From: HansF <Fuzzy.Greybeard_at_gmail.com>
Date: Thu, 14 Sep 2006 02:32:53 GMT
Message-Id: <pan.2006.09.14.02.32.52.959957@gmail.com>


On Thu, 14 Sep 2006 01:58:38 +0000, Bob Jones wrote:

> 
> "HansF" <Fuzzy.Greybeard_at_gmail.com> wrote in message 
> news:pan.2006.09.14.01.17.58.831121_at_gmail.com...

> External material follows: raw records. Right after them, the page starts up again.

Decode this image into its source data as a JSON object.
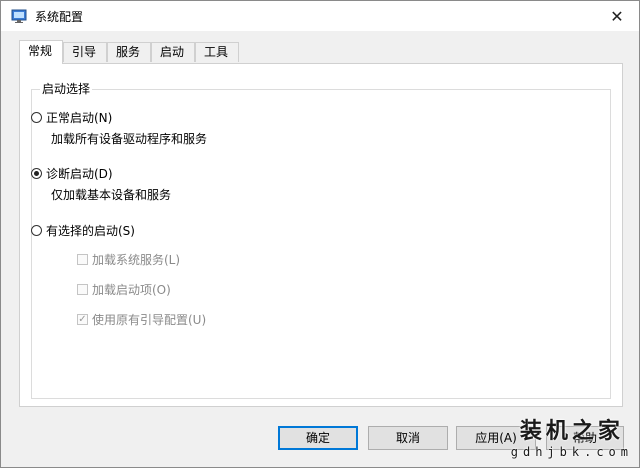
{
  "window": {
    "title": "系统配置",
    "close_glyph": "✕"
  },
  "tabs": [
    {
      "label": "常规",
      "active": true
    },
    {
      "label": "引导",
      "active": false
    },
    {
      "label": "服务",
      "active": false
    },
    {
      "label": "启动",
      "active": false
    },
    {
      "label": "工具",
      "active": false
    }
  ],
  "startup_selection": {
    "legend": "启动选择",
    "options": [
      {
        "label": "正常启动(N)",
        "description": "加载所有设备驱动程序和服务",
        "checked": false
      },
      {
        "label": "诊断启动(D)",
        "description": "仅加载基本设备和服务",
        "checked": true
      },
      {
        "label": "有选择的启动(S)",
        "checked": false
      }
    ],
    "selective_items": [
      {
        "label": "加载系统服务(L)",
        "checked": false,
        "enabled": false
      },
      {
        "label": "加载启动项(O)",
        "checked": false,
        "enabled": false
      },
      {
        "label": "使用原有引导配置(U)",
        "checked": true,
        "enabled": false
      }
    ]
  },
  "buttons": {
    "ok": "确定",
    "cancel": "取消",
    "apply": "应用(A)",
    "help": "帮助"
  },
  "watermark": {
    "title": "装机之家",
    "url": "gdhjbk.com"
  },
  "colors": {
    "accent": "#0078d7",
    "desktop": "#1f5f9e"
  }
}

>> On Thu, 14 Sep 2006 00:46:16 +0000, Bob Jones wrote:
>>>>
>>>> I often refer to the SpecMark info to get a general idea of the
>>>> capability
>>>> of a machine. Different SpecMarks for different machines - and similar
>>>> specmarks give me similar responses in load handling ability regardless
>>>> of
>>>> vendor.
>>>>
>>>
>>> Regardless of applications too? After all that is the most important
>>> variable out of the bunch.
>>
>> Absolutely, regardless of applications. As a first step.
>>
>>
>> The idea is to get a baseline for a known neutral application on one
>> machine. Pick an application that has recognizable characteristics that
>> may be applicable to the environment. Try to pick the application as
>> being a specific subset of the application, perhaps such as adding two
>> numbers.
>>
>> Do the same on a second machine.
>>
>>
>> The second step is to get an idea of how many times your application adds
>> two numbers. If it's a significant - and if the application is not
>> resource-limited - one can easily extrapolate the impact of switching to
>> the second machine, especially when holding all other factors constant.
>>
>> Iterate steps one and two with the next baseline application.
>>
>>
>> When using other people's benchmarks, Step 1 always is to get the
>> baselines. Step 2 is to see how relevant they are to your application and
>> factor that into the usefulness of the specific benchmark.
>>
>> Just because a benchmark doesn't exactly match a specific scenario doesn't
>> mean it's useless. It just means that a relevance adjustment has to be
>> factored in. But until that relevance is determined, the benchmark (either
>> formally or informally) can not be tossed. (IOW, it means one actually
>> have to think.)
>>
>>
> 
> I could do that if time is an umlimited resource.
> 

Yup.

Hence the need to take chunks bigger than adding two numbers.

Such as the documented load benchmarks created by others.

And approximate the relevance of that benchmark to the application.

-- 
Hans Forbrich   (mailto: Fuzzy.GreyBeard_at_gmail.com)   
*** Feel free to correct me when I'm wrong!
*** Top posting [replies] guarantees I won't respond.